The top 10 contains two British films, Gary Oldman's 1997 directorial debut Nil By Mouth, and the Welsh crime film Twin Town, from the same year. The latter, which starred a young Rhys Ifans, hit a rate of 3.21fpm. It is outdone by Oldman's film, with its count of 428 – a particularly brisk 3.34fpm. Though it doesn't make it into the online ranking, another British production, Four Weddings and a Funeral (1994), beings with an unbroken stream of five "f****", followed by a further eight in only its first two minutes: an impressive, if unsustainable, 6.5fpm.

Also deserving an honourable mention is foul-mouthed government spin doctor Malcolm Tucker, played by Peter Capaldi in BBC2's The Thick of It and the 2009 film In the Loop, during which he delivers 85 "f****", on top of many more elaborate expletives.

Somewhat surprisingly, given the criticism he has faced in the past for his films' unsavoury language, Quentin Tarantino doesn't make it into the top 20. Instead, Tarantino's first two films, Reservoir Dogs (1992) and Pulp Fiction (1994), appear at numbers 24 and 25, with counts of 269 and 265.

The identity of the first use of the expletive on film is disputed, though the word appears in two pictures – Ulysses and I'll Never Forget What's'isname – from 1967, two years after Kenneth Tynan exploded the first F-bomb on British television. A ship's captain can also be seen to silently mouth the words "f***ing b*******" during a scene in 1960's Sink the Bismarck!.

One of the most elegant instances of repeated uses of the word is from the small screen: a celebrated five-minute scene from the first series of HBO's crime drama The Wire, in which Baltimore detectives Jimmy McNulty and Bunk Moreland dissect a crime scene with no dialogue besides a series of 40 highly expressive "f****": a remarkable 8fpm.

Yet all of the above pale in comparison to the overall record-holder for the most "f****" in any film: a documentary about the history of the expletive in question called, simply, F***. In the 2005 film, which clocks in at just 93 minutes, director Steve Anderson elicits exclamations of "f***" from a broad selection of celebrities, racking up a surely unbeatable 857, at a rate of 9.21fpm.

Swearing on screen

Very English expletives

At the start of Richard Curtis's Four Weddings and a Funeral (1994) Charles (Hugh Grant) and Scarlett (Charlotte Coleman) are racing to get to a wedding after waking up late. "Oh, f***. F***," says Charles, after checking his alarm clock. "F***," says Scarlett, noticing hers. They then race down the motorway in a Mini, spewing a series of "f***", "f*** it" and even "f***ity f***".

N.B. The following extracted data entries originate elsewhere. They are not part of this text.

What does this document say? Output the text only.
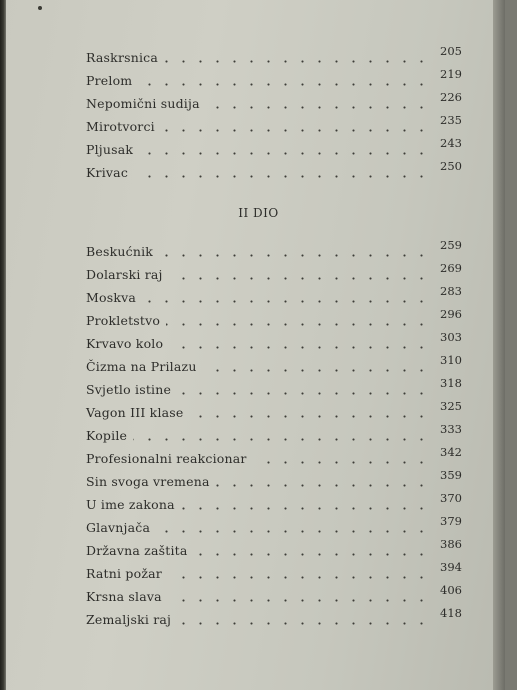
Raskrsnica	205
Prelom	219
Nepomični sudija	226
Mirotvorci	235
Pljusak	243
Krivac	250
II DIO
Beskućnik	259
Dolarski raj	269
Moskva	283
Prokletstvo	296
Krvavo kolo	303
Čizma na Prilazu	310
Svjetlo istine	318
Vagon III klase	325
Kopile	333
Profesionalni reakcionar	342
Sin svoga vremena	359
U ime zakona	370
Glavnjača	379
Državna zaštita	386
Ratni požar	394
Krsna slava	406
Zemaljski raj	418
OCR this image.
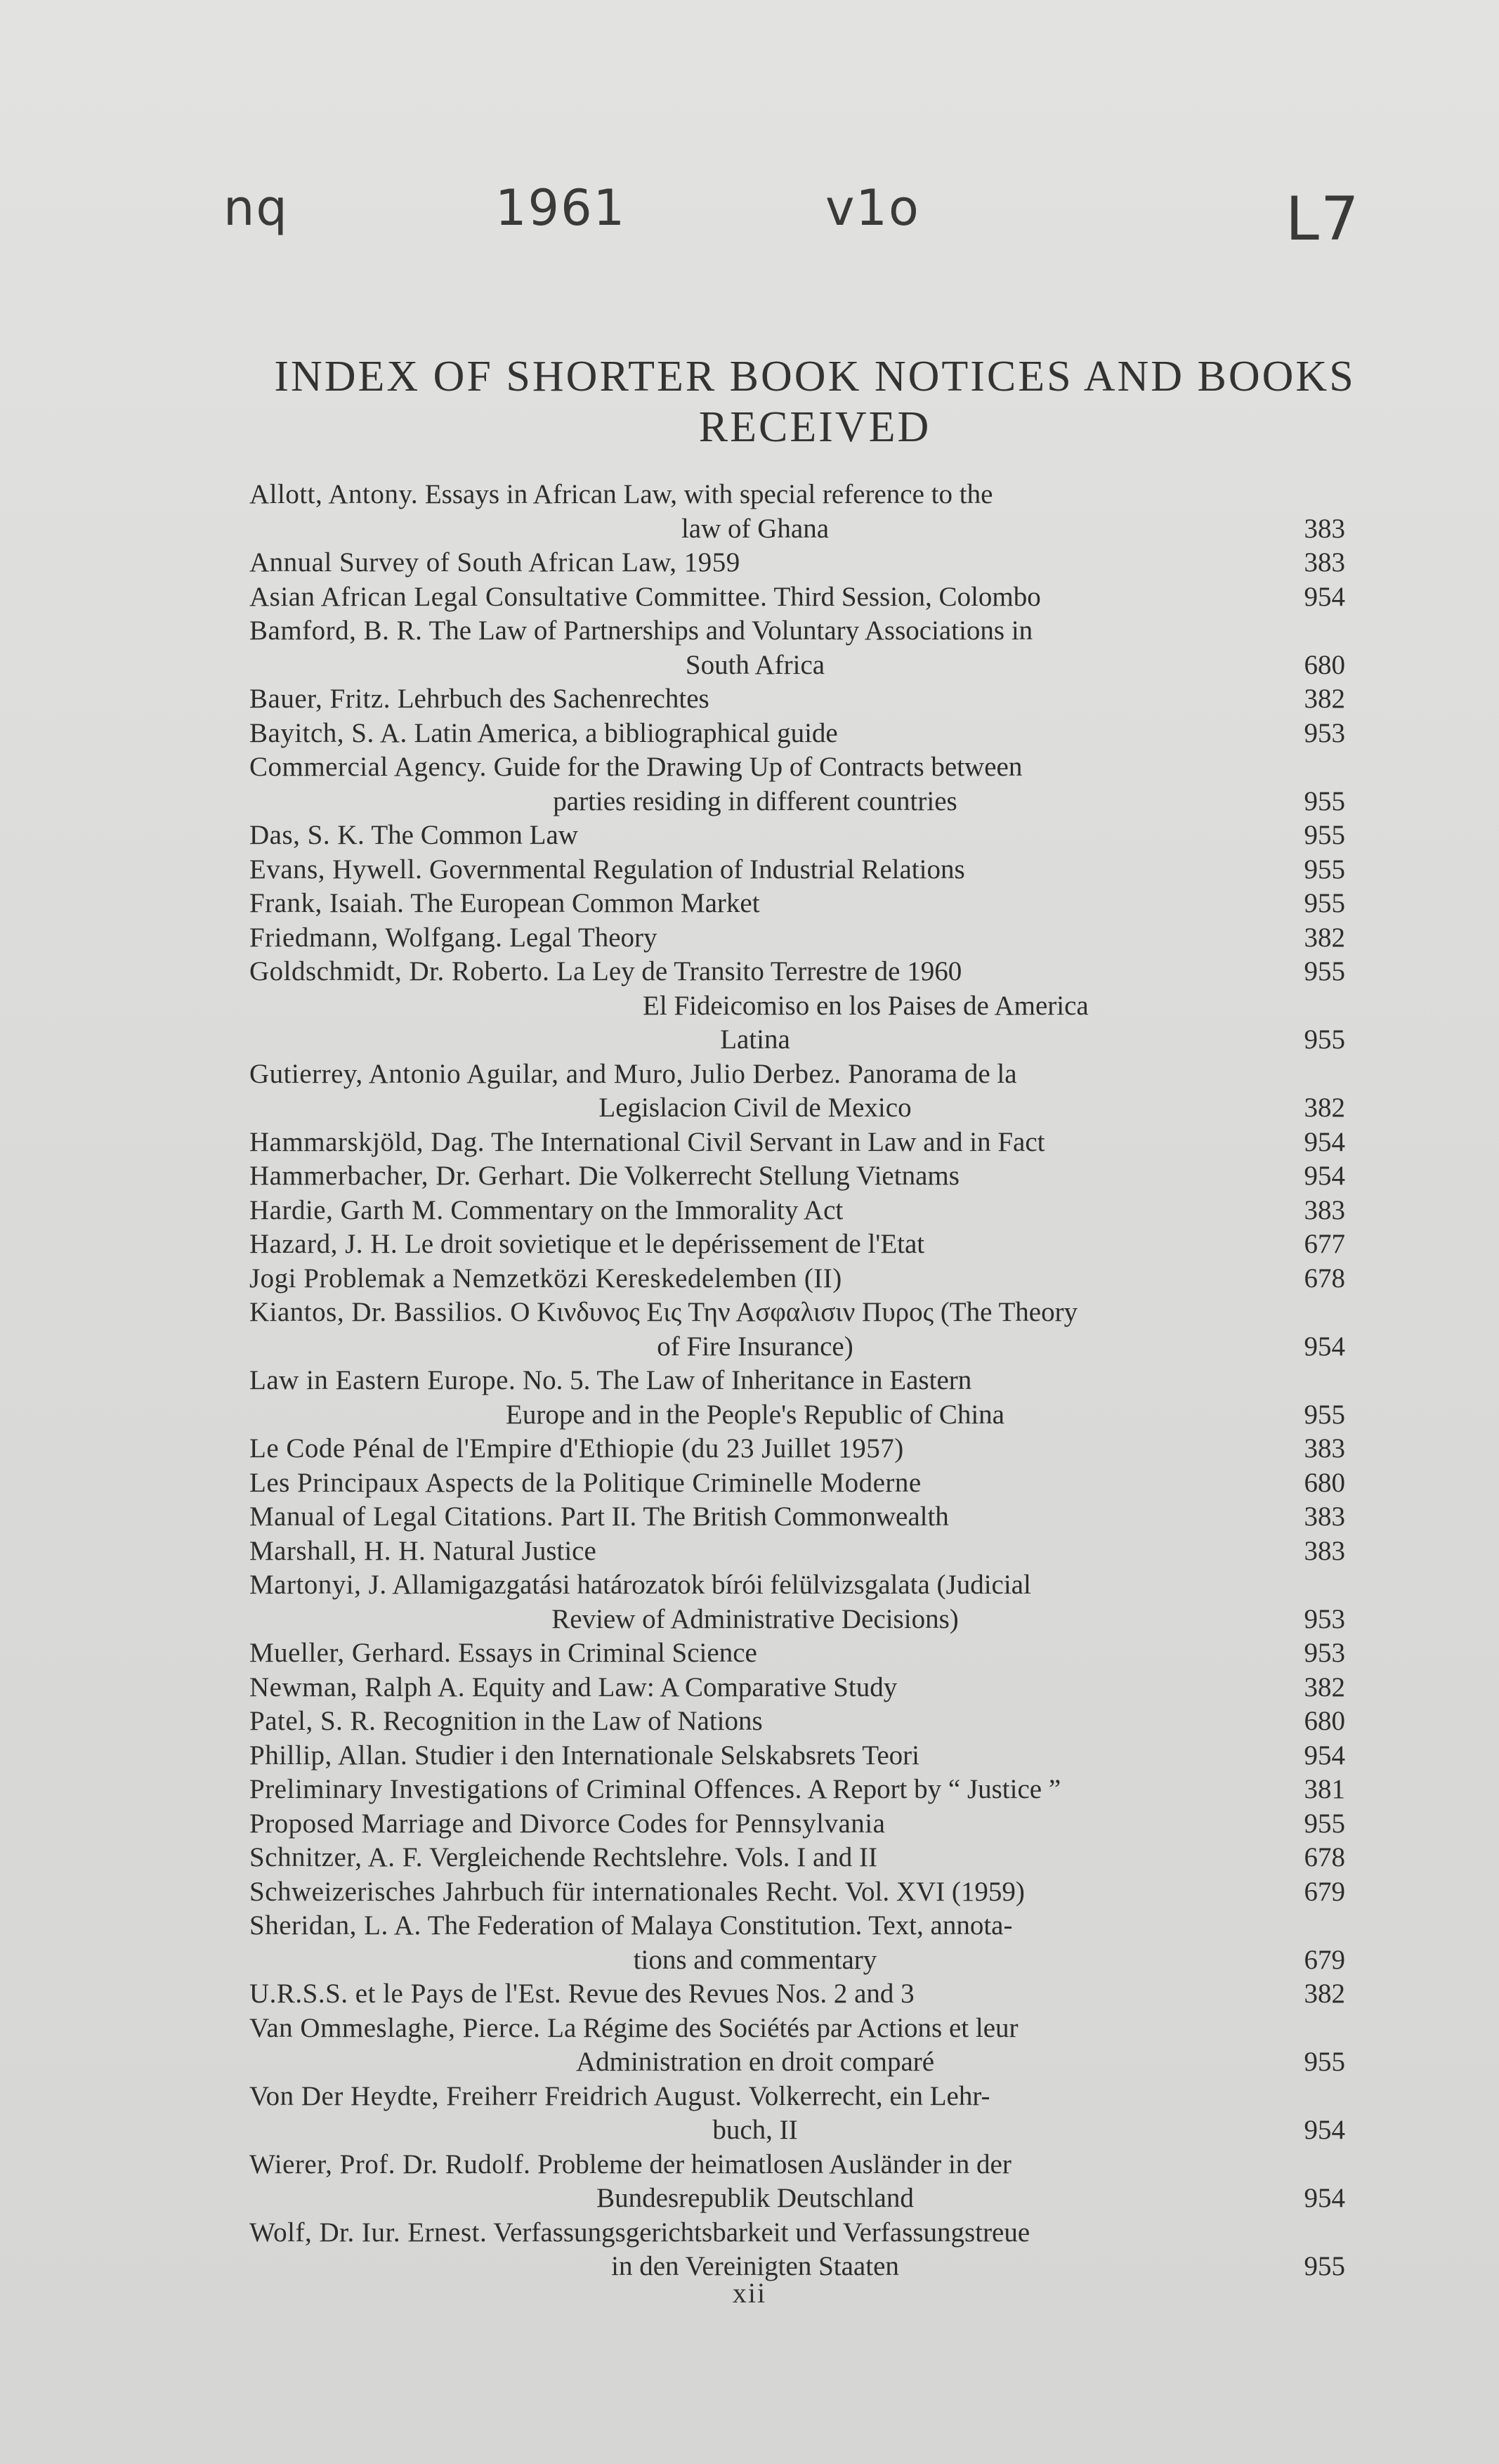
nq	1961	v1o	L7
INDEX OF SHORTER BOOK NOTICES AND BOOKS RECEIVED
Allott, Antony. Essays in African Law, with special reference to the
law of Ghana	383
Annual Survey of South African Law, 1959	383
Asian African Legal Consultative Committee. Third Session, Colombo	954
Bamford, B. R. The Law of Partnerships and Voluntary Associations in
South Africa	680
Bauer, Fritz. Lehrbuch des Sachenrechtes	382
Bayitch, S. A. Latin America, a bibliographical guide	953
Commercial Agency. Guide for the Drawing Up of Contracts between
parties residing in different countries	955
Das, S. K. The Common Law	955
Evans, Hywell. Governmental Regulation of Industrial Relations	955
Frank, Isaiah. The European Common Market	955
Friedmann, Wolfgang. Legal Theory	382
Goldschmidt, Dr. Roberto. La Ley de Transito Terrestre de 1960	955
El Fideicomiso en los Paises de America
Latina	955
Gutierrey, Antonio Aguilar, and Muro, Julio Derbez. Panorama de la
Legislacion Civil de Mexico	382
Hammarskjöld, Dag. The International Civil Servant in Law and in Fact	954
Hammerbacher, Dr. Gerhart. Die Volkerrecht Stellung Vietnams	954
Hardie, Garth M. Commentary on the Immorality Act	383
Hazard, J. H. Le droit sovietique et le depérissement de l'Etat	677
Jogi Problemak a Nemzetközi Kereskedelemben (II)	678
Kiantos, Dr. Bassilios. Ο Κινδυνος Εις Την Ασφαλισιν Πυρος (The Theory
of Fire Insurance)	954
Law in Eastern Europe. No. 5. The Law of Inheritance in Eastern
Europe and in the People's Republic of China	955
Le Code Pénal de l'Empire d'Ethiopie (du 23 Juillet 1957)	383
Les Principaux Aspects de la Politique Criminelle Moderne	680
Manual of Legal Citations. Part II. The British Commonwealth	383
Marshall, H. H. Natural Justice	383
Martonyi, J. Allamigazgatási határozatok bírói felülvizsgalata (Judicial
Review of Administrative Decisions)	953
Mueller, Gerhard. Essays in Criminal Science	953
Newman, Ralph A. Equity and Law: A Comparative Study	382
Patel, S. R. Recognition in the Law of Nations	680
Phillip, Allan. Studier i den Internationale Selskabsrets Teori	954
Preliminary Investigations of Criminal Offences. A Report by “ Justice ”	381
Proposed Marriage and Divorce Codes for Pennsylvania	955
Schnitzer, A. F. Vergleichende Rechtslehre. Vols. I and II	678
Schweizerisches Jahrbuch für internationales Recht. Vol. XVI (1959)	679
Sheridan, L. A. The Federation of Malaya Constitution. Text, annota-
tions and commentary	679
U.R.S.S. et le Pays de l'Est. Revue des Revues Nos. 2 and 3	382
Van Ommeslaghe, Pierce. La Régime des Sociétés par Actions et leur
Administration en droit comparé	955
Von Der Heydte, Freiherr Freidrich August. Volkerrecht, ein Lehr-
buch, II	954
Wierer, Prof. Dr. Rudolf. Probleme der heimatlosen Ausländer in der
Bundesrepublik Deutschland	954
Wolf, Dr. Iur. Ernest. Verfassungsgerichtsbarkeit und Verfassungstreue
in den Vereinigten Staaten	955
xii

Out of the mouths of babes ...

South Park: Bigger, Longer & Uncut (1999), the feature film of crude adult cartoon series South Park, contains 146 "fucks". The four boys sneak into an adults-only film, a musical by Canadian toilet humour duo Terrance and Phillip. They break into a song called "Uncle F***er".

Criminal tendencies

Spike Lee's Summer of Sam (1999), set during the 1976 New York City murders by David Berkowitz (aka "Son of Sam"), racks up 435 uses of the word over 142 minutes. Martin Scorsese's classic gangster biopic GoodFellas, chronicling the rise of New York mobster Henry Hill Jnr, contains 300. In The Wire, Baltimore detectives Jimmy McNulty and Bunk Moreland react to a crime scene: "Aw... f***", "Motherf*****", "F***. F***. F***in' f***", "F***?", "F***!", "F***in-A"....

Blue food

Gordon Ramsay is almost as well known for his ability to eff and blind as to cook. In 2011, the media regulator Ofcom criticised the eighth series of Hell's Kitchen USA for Ramsay's "very strong swearing".